Partlow seems to find it implausible that the CIA would have killed Karzai. Does he really think the CIA wouldn't do that? Granted it might be hard to come up with a signed document but since when is that kind of evidence available when it comes to such questions?
While indeed others may have killed Karzai, to dismiss the question is to play your hand. You're not a real journalist. You're a mouthpiece for the establishment.
This paragraph is classic:
But there were also allegations that the CIA had killed Ahmed Wali. That was something that the - Pakistan's intelligence chief had told President Karzai directly that the CIA was responsible for the death. That was something I never really believed because Ahmed Wali had worked so closely with the CIA and was such an asset to them. There were other allegations that it - the dispute had to do with a rivalry over a woman or because he was molesting young boys. There were plenty of stories about him. But ultimately, Ahmed Wali was betrayed by one of his closest allies.
Partlow exhibits what I refer to as a general credulity regarding Karzai and the entirety of the Afghan narrative. The fact that he had worked with the CIA means that they wouldn't have hurt him? The reality is quite the contrary. Does he think the CIA would have just fired him or sent him to jail? Is Partlow really this naive? Has he read much about the CIA? Is he familiar with their history?
The reason why the CIA functions so well with organised crime is because (in the field) it operates in a similar fashion. All too often an agent running an operation utilises the underworld and operates very much like a godfather figure. The ethics are largely the same. You're not allowed to quit.
The credulity is astounding. But what do you expect from a Washington Post journalist with ties to the Wilson Center?
We've seen similar such examples recently in the news when it comes to covering Putin's Russia. The US media will openly entertain virtually every suggested conspiracy about Putin and his regime and yet to raise the same questions with regard to the US government... is wholly out of bounds.
Likewise NPR dropped the ball when covering Karzai in 2010.
This article sets the stage for the Karzai fall and indicates there were powerful forces in Washington that wanted him gone. However it completely neglects to even mention connections to drugs or heroin. Why? You would think they would have wanted to trumpet this fact in order to discredit him?
Perhaps official policy was not clear in 2010 and so aspects of the story were left out? I hate to be a total cynic, but what are you supposed to think?
The New York Times mentioned it two years earlier.
The BBC at least mentions the drug smuggling allegations.
The US is said to turn a blind eye.
Der Spiegel was covering the story back in 2006.

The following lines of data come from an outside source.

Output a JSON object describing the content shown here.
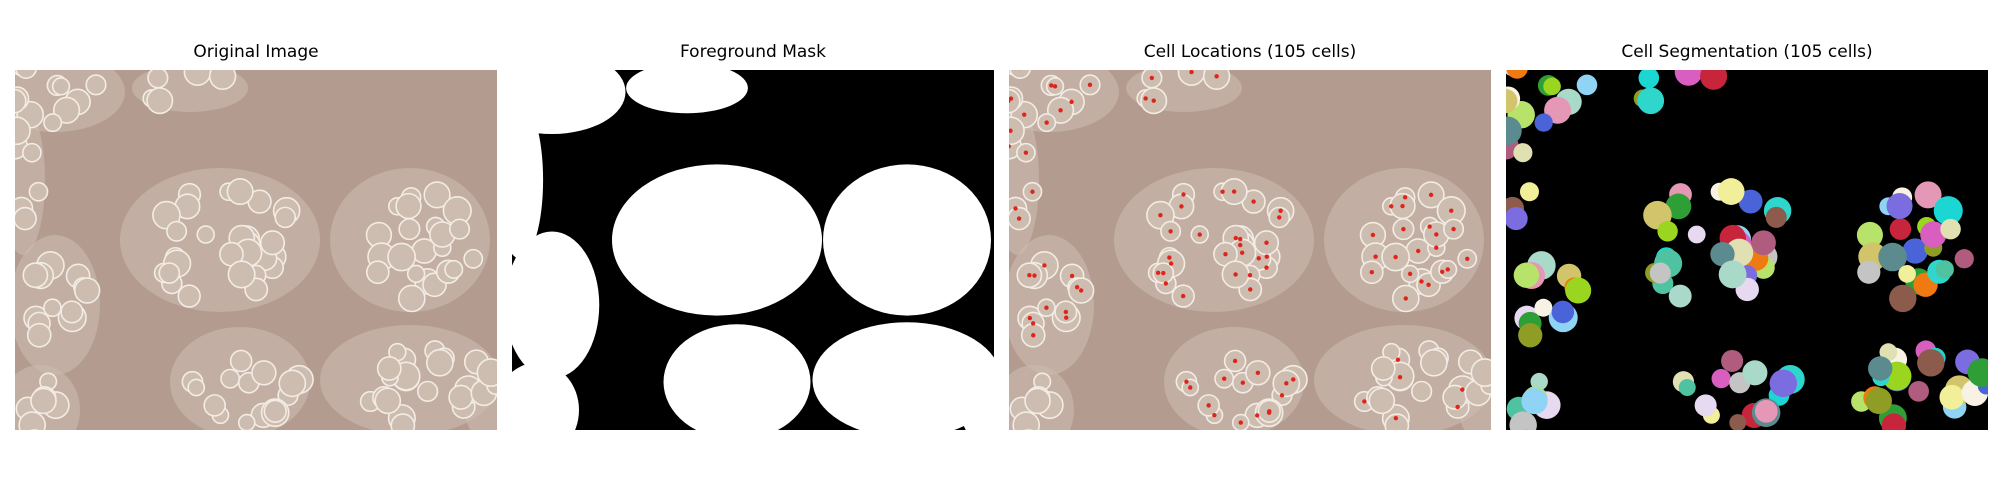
{
  "figure": {
    "panels": [
      {
        "title": "Original Image",
        "kind": "micrograph"
      },
      {
        "title": "Foreground Mask",
        "kind": "binary-mask"
      },
      {
        "title": "Cell Locations (105 cells)",
        "kind": "micrograph-with-markers"
      },
      {
        "title": "Cell Segmentation (105 cells)",
        "kind": "label-map"
      }
    ]
  },
  "colors": {
    "figure_background": "#ffffff",
    "micrograph_background": "#b39b90",
    "cell_fill": "#cdbdb0",
    "cell_outline": "#f3ece4",
    "mask_background": "#000000",
    "mask_foreground": "#ffffff",
    "marker": "#e0241b",
    "segment_palette": [
      "#e7d9f0",
      "#a9d9c9",
      "#e597b6",
      "#b7e36a",
      "#8fd4f5",
      "#f7f2e3",
      "#4b63d9",
      "#2e9e36",
      "#d1c46a",
      "#f07a12",
      "#9ad520",
      "#8f9d24",
      "#d85fc0",
      "#2fd6cc",
      "#1bd6d2",
      "#c7253b",
      "#b05c7e",
      "#8c5b4b",
      "#7b6de0",
      "#e0e0b2",
      "#5b8a8f",
      "#f2ef9a",
      "#4fc3a1",
      "#c4c4c4"
    ]
  }
}
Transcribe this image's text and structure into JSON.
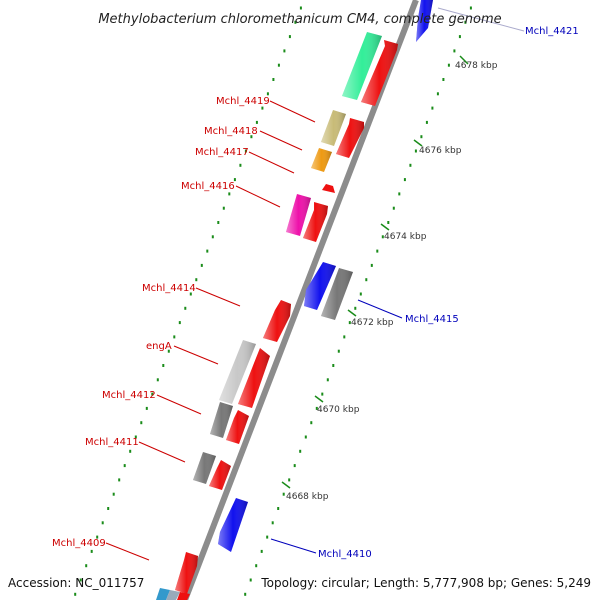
{
  "title": "Methylobacterium chloromethanicum CM4, complete genome",
  "footer": {
    "accession": "Accession: NC_011757",
    "summary": "Topology: circular; Length: 5,777,908 bp; Genes: 5,249"
  },
  "colors": {
    "backbone": "#8c8c8c",
    "tick": "#1a8c1a",
    "forward_label": "#cc0000",
    "reverse_label": "#0000bb",
    "kbp_label": "#333333"
  },
  "kbp_ticks": [
    "4678 kbp",
    "4676 kbp",
    "4674 kbp",
    "4672 kbp",
    "4670 kbp",
    "4668 kbp"
  ],
  "forward_labels": [
    "Mchl_4419",
    "Mchl_4418",
    "Mchl_4417",
    "Mchl_4416",
    "Mchl_4414",
    "engA",
    "Mchl_4412",
    "Mchl_4411",
    "Mchl_4409"
  ],
  "reverse_labels": [
    "Mchl_4421",
    "Mchl_4415",
    "Mchl_4410"
  ],
  "feature_colors": {
    "cds_forward": "#ee1111",
    "cds_reverse": "#1111ee",
    "cog_teal": "#33ee99",
    "cog_khaki": "#c8bb77",
    "cog_orange": "#ee9911",
    "cog_pink": "#ee11aa",
    "cog_gray": "#777777",
    "cog_lightgray": "#c8c8c8"
  }
}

Partlow seems to have no grasp of Deep State. Karzai heroin was certainly channeled through Turkey. While the Çatli episode comes to mind, it's but a chapter in a larger and longer story that extends back into the 1970's and the famous French Connection. In the 1990s up to the present the European entrepot is through the Balkans. While Kosovo wasn't within the scope of Partlow's story, it ought to be. There's a connection. The US backed the Kosovo Liberation Army (KLA) in its fight against the Serbs and once again drugs come into the picture. Drug running out of Turkey into the Balkans, along with weapons and fighters helped to fund and support a guerilla movement. The drugs were funneled to Turks and Albanians in Germany and Italy and then dispersed throughout Europe. The operation continues to this day, though it is now interspersed with Islamic fighters, people smuggling and the weapons trade.
It's but another chapter in a long story, one that also includes American banking and finance... a sage that Wilson Center Scholars and Establishment media will not under any circumstance allow to be told.